17 February 2017

How Do I Get There From Here?

Have you ever looked at a document in your family tree, let's say a census sheet, and realized you also need a family that lived on the same block? How do you get back to that census collection online (so you can see the surrounding pages) when all you have is the one document you saved?

You can look at the top of a census sheet and gather enough information to help you get to the general area where you want to look. For example, this 1930 census sheet is from Girard City, Trumbull County, Ohio, enumeration district 78-45, sheet 16B.

Top of a census sheet
Top of a census sheet

With those facts I was able to use ancestry.com to easily drill down to the right link, containing 36 images. Because I knew it was sheet 16B, I was able to go right to image 32 and find the exact page I wanted. I can then go page by page to look for a related family that I believe lived nearby.

Searching for a particular census
Searching for a particular census

But it isn't always that clean and easy. The top of the census sheet might be hard to read or the information incomplete.

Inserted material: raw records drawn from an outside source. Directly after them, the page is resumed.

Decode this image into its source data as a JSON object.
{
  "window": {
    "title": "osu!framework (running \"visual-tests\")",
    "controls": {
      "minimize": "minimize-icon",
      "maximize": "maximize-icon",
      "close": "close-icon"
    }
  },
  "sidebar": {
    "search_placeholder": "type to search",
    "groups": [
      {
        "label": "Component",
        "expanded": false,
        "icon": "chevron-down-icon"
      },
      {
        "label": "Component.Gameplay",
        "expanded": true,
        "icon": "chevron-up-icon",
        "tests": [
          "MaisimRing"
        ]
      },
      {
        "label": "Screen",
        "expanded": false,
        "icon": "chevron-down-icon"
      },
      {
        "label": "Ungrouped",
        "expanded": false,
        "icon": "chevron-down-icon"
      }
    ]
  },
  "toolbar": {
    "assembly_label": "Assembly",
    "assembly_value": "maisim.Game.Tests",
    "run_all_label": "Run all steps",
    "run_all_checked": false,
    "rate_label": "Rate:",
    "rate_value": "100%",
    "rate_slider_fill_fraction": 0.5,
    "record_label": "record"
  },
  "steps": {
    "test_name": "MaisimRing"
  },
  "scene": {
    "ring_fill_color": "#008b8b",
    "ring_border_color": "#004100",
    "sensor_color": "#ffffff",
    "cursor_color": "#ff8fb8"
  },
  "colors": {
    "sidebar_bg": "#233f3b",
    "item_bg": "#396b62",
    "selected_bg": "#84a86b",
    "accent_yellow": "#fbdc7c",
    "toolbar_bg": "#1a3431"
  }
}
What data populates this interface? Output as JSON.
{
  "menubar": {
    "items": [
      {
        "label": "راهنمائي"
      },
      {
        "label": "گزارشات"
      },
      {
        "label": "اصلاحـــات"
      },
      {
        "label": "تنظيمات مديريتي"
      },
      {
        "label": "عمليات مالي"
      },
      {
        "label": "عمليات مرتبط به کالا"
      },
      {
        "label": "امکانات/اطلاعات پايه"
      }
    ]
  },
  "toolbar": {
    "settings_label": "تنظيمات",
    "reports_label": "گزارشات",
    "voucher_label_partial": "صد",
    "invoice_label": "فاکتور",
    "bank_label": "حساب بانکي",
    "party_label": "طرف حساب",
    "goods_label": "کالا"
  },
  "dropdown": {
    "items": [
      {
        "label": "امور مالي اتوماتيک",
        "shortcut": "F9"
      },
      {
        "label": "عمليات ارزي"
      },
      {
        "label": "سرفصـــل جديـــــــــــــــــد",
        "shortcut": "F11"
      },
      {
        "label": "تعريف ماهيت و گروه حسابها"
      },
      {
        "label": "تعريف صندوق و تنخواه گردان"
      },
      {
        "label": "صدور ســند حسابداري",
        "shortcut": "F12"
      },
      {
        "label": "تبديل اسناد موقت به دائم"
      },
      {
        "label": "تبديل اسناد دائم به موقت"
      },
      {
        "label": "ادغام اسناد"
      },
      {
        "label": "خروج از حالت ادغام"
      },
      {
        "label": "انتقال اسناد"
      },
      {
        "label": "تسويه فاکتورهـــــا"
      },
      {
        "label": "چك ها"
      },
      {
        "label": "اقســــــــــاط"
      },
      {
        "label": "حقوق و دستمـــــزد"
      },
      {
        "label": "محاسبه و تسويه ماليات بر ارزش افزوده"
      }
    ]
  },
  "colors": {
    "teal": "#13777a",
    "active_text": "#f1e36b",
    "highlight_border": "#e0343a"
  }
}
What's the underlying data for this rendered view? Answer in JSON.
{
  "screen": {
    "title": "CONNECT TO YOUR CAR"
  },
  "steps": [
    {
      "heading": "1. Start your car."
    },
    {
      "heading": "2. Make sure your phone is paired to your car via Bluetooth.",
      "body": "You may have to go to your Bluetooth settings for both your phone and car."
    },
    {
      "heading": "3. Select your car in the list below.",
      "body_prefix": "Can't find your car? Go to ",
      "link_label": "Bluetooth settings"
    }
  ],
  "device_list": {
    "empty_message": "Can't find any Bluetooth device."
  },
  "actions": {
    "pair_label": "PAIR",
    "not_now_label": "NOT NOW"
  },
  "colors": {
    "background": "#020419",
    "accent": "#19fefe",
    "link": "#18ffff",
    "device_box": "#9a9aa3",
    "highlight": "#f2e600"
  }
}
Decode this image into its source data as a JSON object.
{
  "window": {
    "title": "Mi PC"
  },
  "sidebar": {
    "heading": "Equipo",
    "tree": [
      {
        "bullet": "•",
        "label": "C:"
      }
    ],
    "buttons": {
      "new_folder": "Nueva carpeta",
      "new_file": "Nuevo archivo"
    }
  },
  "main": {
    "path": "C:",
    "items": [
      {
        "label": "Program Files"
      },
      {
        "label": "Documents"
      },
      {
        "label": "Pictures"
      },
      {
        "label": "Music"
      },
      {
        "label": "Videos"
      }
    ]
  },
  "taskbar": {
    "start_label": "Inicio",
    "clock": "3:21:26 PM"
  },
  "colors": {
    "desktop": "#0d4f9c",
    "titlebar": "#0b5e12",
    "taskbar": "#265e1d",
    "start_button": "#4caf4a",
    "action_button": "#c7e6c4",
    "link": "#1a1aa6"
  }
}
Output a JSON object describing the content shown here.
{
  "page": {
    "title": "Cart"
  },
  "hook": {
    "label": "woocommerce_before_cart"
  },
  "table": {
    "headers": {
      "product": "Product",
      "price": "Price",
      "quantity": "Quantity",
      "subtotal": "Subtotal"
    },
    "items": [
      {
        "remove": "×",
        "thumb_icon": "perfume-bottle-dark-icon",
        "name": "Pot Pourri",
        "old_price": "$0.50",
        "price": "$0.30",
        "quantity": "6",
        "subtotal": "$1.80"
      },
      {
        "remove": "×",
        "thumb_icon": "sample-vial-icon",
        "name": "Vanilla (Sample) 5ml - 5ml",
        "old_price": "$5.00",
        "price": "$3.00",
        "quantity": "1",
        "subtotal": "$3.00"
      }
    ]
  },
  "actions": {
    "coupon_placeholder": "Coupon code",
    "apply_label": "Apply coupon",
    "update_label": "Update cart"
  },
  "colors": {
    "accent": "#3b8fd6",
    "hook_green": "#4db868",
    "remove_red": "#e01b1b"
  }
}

Other documents are harder to rediscover, such as a ship manifest. This is the top of my grandfather's ship manifest from 1920.

A ship manifest with no ship name
A ship manifest with no ship name

It tells me that he arrived in New York on 29 November 1920, but what was the name of the ship? I can find a particular ship arriving on a particular day on ancestry.com, but if more than one ship arrived on that day, I may have a lot of images to look at.

To allow myself—and anyone who feels they may have a connection to my tree—to rediscover any of my saved documents, I add enough detail to the image in Family Tree Maker to make that search easy.

For a census sheet I indicate the line numbers to look at, the city, county and state, the enumeration district, sheet number, and image number, which can be a real time-saver.

Adding enough details to enable anyone to locate the original
Adding enough details to enable anyone to locate the original

When I decided to add this information, I spent a whole weekend updating every census sheet in my tree. Now I simply add the information the moment I add the new image. It's a practice that will pay off, and absolutely fortifies your family tree.